自己都合退職の撤回について [ 2015.06.09 ]
自己都合での退職を申し出た社員が後になって「やはり退職したくない」と退職の撤回を求めた場合、会社はそれに応じなければならないのでしょうか?
「一方的な解約の宣言」なのか「合意解約を申し入れた」のか
退職願の提出について、その提出が「会社の合意なんて関係ない。一方的に期日を指定して辞める」という意思があるならば、原則として撤回に応じる必要はないとされています。一方で「○月○日に辞めたいのだが、認めてくれますか?」という伺いをたてる趣旨であるならば、会社側が退職を承認する前であれば撤回ができると考えられます。別の言い方をすると「合意解約の申し入れ」の場合であっても、会社が承諾したあとの撤回はできないとみなされます。
判断に迷う時はどうすればよいか
では、「一方的な解約の宣言」と「合意解約を申し入れた」のどちらであるかの判断については慎重に行う必要があります。
一般的に「退職届」=一方的な解約の宣言、「退職願」=合意解約の申し入れと見なされると言われていますが、実際に退職を巡ってトラブルになるときは状況を総合的にみて判断されるでしょう。

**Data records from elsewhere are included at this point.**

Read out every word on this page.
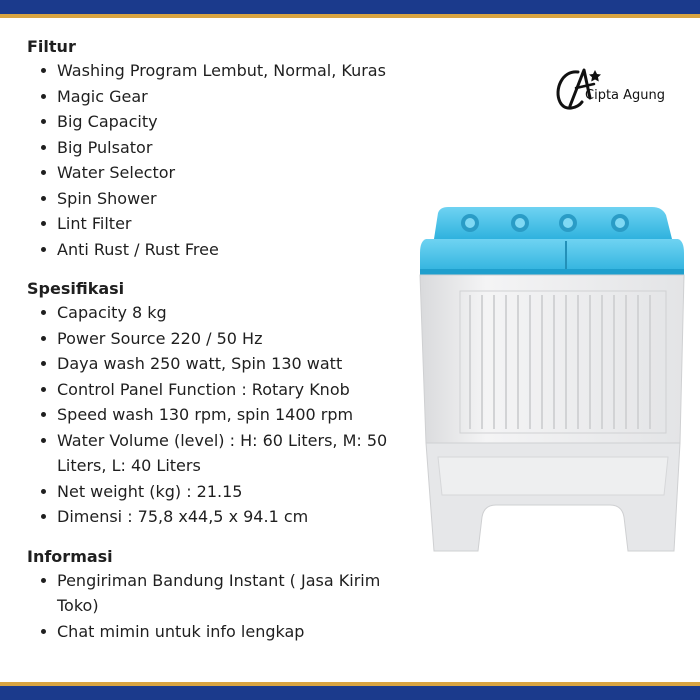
Filtur

Washing Program Lembut, Normal, Kuras
Magic Gear
Big Capacity
Big Pulsator
Water Selector
Spin Shower
Lint Filter
Anti Rust / Rust Free

Spesifikasi

Capacity 8 kg
Power Source 220 / 50 Hz
Daya wash 250 watt, Spin 130 watt
Control Panel Function : Rotary Knob
Speed wash 130 rpm, spin 1400 rpm
Water Volume (level) : H: 60 Liters, M: 50 Liters, L: 40 Liters
Net weight (kg) : 21.15
Dimensi : 75,8 x44,5 x 94.1 cm

Informasi

Pengiriman Bandung Instant ( Jasa Kirim Toko)
Chat mimin untuk info lengkap
Cipta Agung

例えば形式上退職届となっていても、「退職させてくれませんか?」とお願いするニュアンスを口頭で伝えていた場合、本人は相手の合意をもらうつもりであったと解釈されるかもしれません。
退職の撤回を巡ってのトラブルを未然に防ぐためには、①本人の意思確認を正確に行うこと②会社の意思を明確に示すことに尽きます。
後から撤回されたくない退職の場合、退職願について承諾したことを客観的資料(書面やメールなど)で残しておくなどの対策が有効でしょう。

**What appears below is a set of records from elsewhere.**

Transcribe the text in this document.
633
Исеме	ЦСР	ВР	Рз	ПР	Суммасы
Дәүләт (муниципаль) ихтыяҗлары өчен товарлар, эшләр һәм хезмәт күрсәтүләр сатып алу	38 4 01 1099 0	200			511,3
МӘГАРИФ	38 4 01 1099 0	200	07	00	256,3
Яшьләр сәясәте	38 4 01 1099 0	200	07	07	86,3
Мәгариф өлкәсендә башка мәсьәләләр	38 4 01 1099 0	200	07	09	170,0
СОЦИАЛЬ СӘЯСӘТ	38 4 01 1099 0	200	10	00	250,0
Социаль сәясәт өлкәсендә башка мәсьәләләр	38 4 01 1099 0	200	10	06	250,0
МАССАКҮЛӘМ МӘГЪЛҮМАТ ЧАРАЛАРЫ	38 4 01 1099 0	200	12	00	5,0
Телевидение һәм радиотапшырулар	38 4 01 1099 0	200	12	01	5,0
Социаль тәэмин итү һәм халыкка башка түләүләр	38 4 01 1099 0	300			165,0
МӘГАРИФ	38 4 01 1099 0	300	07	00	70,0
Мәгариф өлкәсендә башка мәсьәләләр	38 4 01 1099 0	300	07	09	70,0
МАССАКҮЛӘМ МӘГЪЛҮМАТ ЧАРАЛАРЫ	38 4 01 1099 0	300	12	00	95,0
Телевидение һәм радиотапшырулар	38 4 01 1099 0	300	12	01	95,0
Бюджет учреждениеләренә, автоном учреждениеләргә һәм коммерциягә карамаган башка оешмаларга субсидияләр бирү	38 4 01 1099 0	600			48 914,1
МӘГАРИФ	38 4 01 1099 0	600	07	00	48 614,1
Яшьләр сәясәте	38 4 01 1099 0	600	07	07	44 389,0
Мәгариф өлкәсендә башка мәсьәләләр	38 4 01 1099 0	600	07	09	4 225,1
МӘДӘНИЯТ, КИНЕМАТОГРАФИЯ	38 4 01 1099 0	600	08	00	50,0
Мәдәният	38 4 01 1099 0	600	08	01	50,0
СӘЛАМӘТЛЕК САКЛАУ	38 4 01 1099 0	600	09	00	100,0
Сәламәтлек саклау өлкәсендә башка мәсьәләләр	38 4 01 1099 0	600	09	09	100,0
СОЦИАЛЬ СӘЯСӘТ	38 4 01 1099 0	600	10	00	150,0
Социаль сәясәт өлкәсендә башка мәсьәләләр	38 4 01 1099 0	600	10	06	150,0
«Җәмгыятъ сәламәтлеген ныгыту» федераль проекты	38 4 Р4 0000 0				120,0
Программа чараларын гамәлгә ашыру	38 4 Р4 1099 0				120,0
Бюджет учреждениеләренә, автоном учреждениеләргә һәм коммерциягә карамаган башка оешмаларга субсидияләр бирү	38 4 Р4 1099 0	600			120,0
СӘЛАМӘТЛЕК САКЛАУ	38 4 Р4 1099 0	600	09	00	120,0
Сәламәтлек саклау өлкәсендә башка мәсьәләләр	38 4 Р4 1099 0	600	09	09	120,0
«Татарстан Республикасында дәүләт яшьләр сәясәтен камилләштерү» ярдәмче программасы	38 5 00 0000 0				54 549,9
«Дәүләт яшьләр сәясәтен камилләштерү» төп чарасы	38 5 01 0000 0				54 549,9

懲戒処分を段階的に行う方法 [ 2015.06.02 ]
懲戒処分は会社が行う教育的指導ですので、指導は段階的に行う必要があります。
例えば学校で軽微な校則違反に対してすぐに退学処分をすることは「罰と違反行為が釣り合っていない」と言えるでしょう。同様に軽微な就業規則違反についてただちに解雇処分をすることは、あまりに罰が重すぎると判断される可能性が高いでしょう。
懲戒処分はつまり段階的に、ふさわしいものを科すべきであるという原則をまずは知りましょう。そのうえで懲戒処分において大事なポイントをご紹介します。
大事なポイント1:「本人の言い分を聞く」
懲戒処分を行うということは何か「悪いこと」をしていたからでしょうから、その悪いことが本当にあったのか、本人にその言い分を聞くことが必要です。例えば遅刻に対して直ちに懲戒を行うのではなく、なぜ遅れたのか、事情を汲んでやる必要はないかを検討してください。始末書などで本人の言い分や事実関係の情報を集める方法もあります。
大事なポイント2:とはいえ「始末書」は強制できない
ところが始末書は会社が提出を強制することができません。憲法19条において「思想、良心の自由」が保障されてるという趣旨から、本人の意に反する意見を強要することはできないとされてます(もちろん事実を報告するように言い渡す権限はあります)。悪かったことを認めさせようと高圧的に出過ぎてしまうとパワハラの可能性が出てきますので注意してください。
大事なポイント3:就業規則上の根拠を調べておく
会社が懲戒処分を行うことができるのは、原則として「これをしたら懲戒する」と就業規則などで規定されている内容に限ります。就業規則に根拠が求められるかを懲戒処分前に確認しましょう。